A news story of the future (perhaps):
Methodists stage sit-in
at Baptist coffee shop
Eight Methodists refused to leave a Baptist-owned coffee shop yesterday when the Baptist proprietor refused to serve them, saying he would not serve people from any denomination that did not practice baptism by immersion.
“They’re sprinklers,” said Andrew Kaffine, owner of Kaffy’s Koffees. “State law says I can refuse service to anyone if my decision is ‘substantially motivated by religious belief.’ I memorized that phrase the day the bill was introduced in the legislature a few years ago.” He was referring to what was Senate Bill 916, enacted by the Missouri General Assembly in 2014 over the veto of Governor Jay Nixon, a Methodist.
“I never had any problem until these militant Methodists showed up. I think they’ve been stirred up by outside agitators. I understand their Bishop was hanging around here a couple of days ago and I’ll bet he started all this, ” said Kaffine.
The Methodists were dragged out of the store after they refused police orders to leave voluntarily. They were led by Wesley Wesley, who claims a distant relationship to the movement’s founder, John Wesley. Wesley said he took time off from his job to be part of the protest. He and the other seven Methodists were released from jail after posting bond. He told reporters outside the Justice Center, “We’ll be back. Our religious freedom is in jeopardy because of this Baptist’s actions. We hope to avoid an open religious war, but if people like him think they can keep Methodists down, he’s got another think coming.”
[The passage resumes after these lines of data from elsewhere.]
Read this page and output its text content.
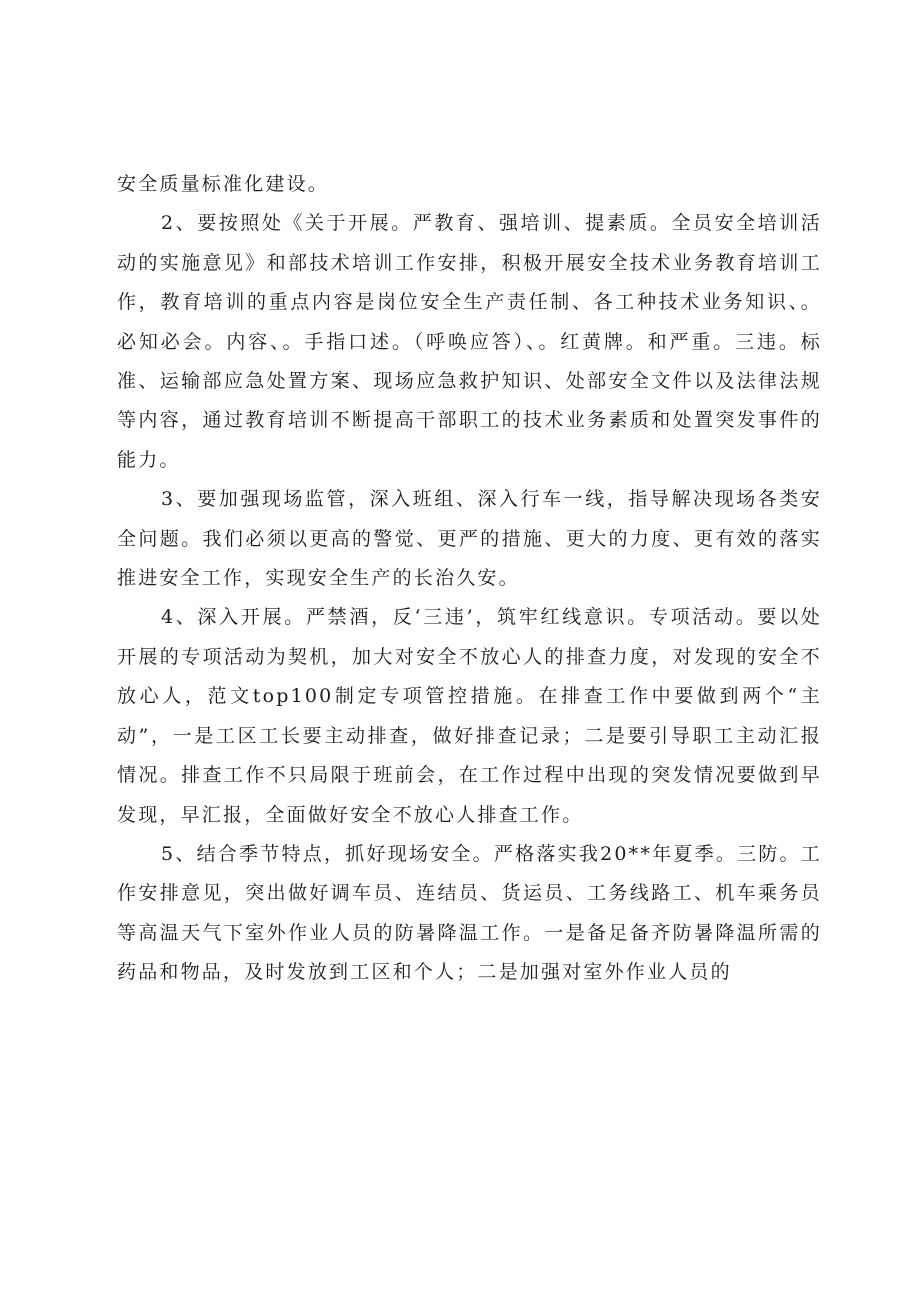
安全质量标准化建设。

2、要按照处《关于开展。严教育、强培训、提素质。全员安全培训活动的实施意见》和部技术培训工作安排，积极开展安全技术业务教育培训工作，教育培训的重点内容是岗位安全生产责任制、各工种技术业务知识、。必知必会。内容、。手指口述。（呼唤应答）、。红黄牌。和严重。三违。标准、运输部应急处置方案、现场应急救护知识、处部安全文件以及法律法规等内容，通过教育培训不断提高干部职工的技术业务素质和处置突发事件的能力。

3、要加强现场监管，深入班组、深入行车一线，指导解决现场各类安全问题。我们必须以更高的警觉、更严的措施、更大的力度、更有效的落实推进安全工作，实现安全生产的长治久安。

4、深入开展。严禁酒，反‘三违’，筑牢红线意识。专项活动。要以处开展的专项活动为契机，加大对安全不放心人的排查力度，对发现的安全不放心人，范文top100制定专项管控措施。在排查工作中要做到两个“主动”，一是工区工长要主动排查，做好排查记录；二是要引导职工主动汇报情况。排查工作不只局限于班前会，在工作过程中出现的突发情况要做到早发现，早汇报，全面做好安全不放心人排查工作。

5、结合季节特点，抓好现场安全。严格落实我20**年夏季。三防。工作安排意见，突出做好调车员、连结员、货运员、工务线路工、机车乘务员等高温天气下室外作业人员的防暑降温工作。一是备足备齐防暑降温所需的药品和物品，及时发放到工区和个人；二是加强对室外作业人员的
“Hey,” said Kaffine, “I am going to stand by my religious belief that sins can only be washed away by total immersion.” Although some members of the church he attends are more welcoming to members of other fellowships, Kaffine says the state law is all about protecting individual
interpretations of the scriptures.
Some supporters of the original bill said it was intended to protect businesses that did not want to serve Lesbians, Gays, Bisexual, or Transgender people because the owner’s religion frowns on those lifestyles or was intended to protect businesses whose owners do not want employees of other faiths to have health insurance coverage of birth control.
“I’m not accusing Methodists of being any of those people,” said Kaffine. “My whole issue is whether they have been properly cleansed of sin and I just don’t buy the idea that a few drops of water on the head washes away as much as a good full-body dip. And my coffee shop stands for that principle.” Kaffine pointed to several signs in the windows and on the walls of his shop promoting activities of the Brewer Street Independent Baptist Gospel Evangelical Missionary Fellowship where he is an Elder.
He also owns a Dunkin’ Donuts franchise in this city. “Maybe those Methodists should start their own coffee and doughnuts shop and call it ‘Sprinklin’ Donuts,'” he said, laughing. “It could be the same as mine but separate because of what they believe. Separate but equal. That’s what the Founding Fathers wanted when they created this Christian nation—freedom of each religion to set up its own coffee shop or hospital or even its own hobby shop. I’m protected by law that allows me the freedom to practice my religion. Methodists are not discriminated against because they can practice their religion with their own coffee shop.”
Wesley said today that his group already has been contacted by the AMLU, the American Methodist Liberties Union, to discuss filing a discrimination suit against Kaffine.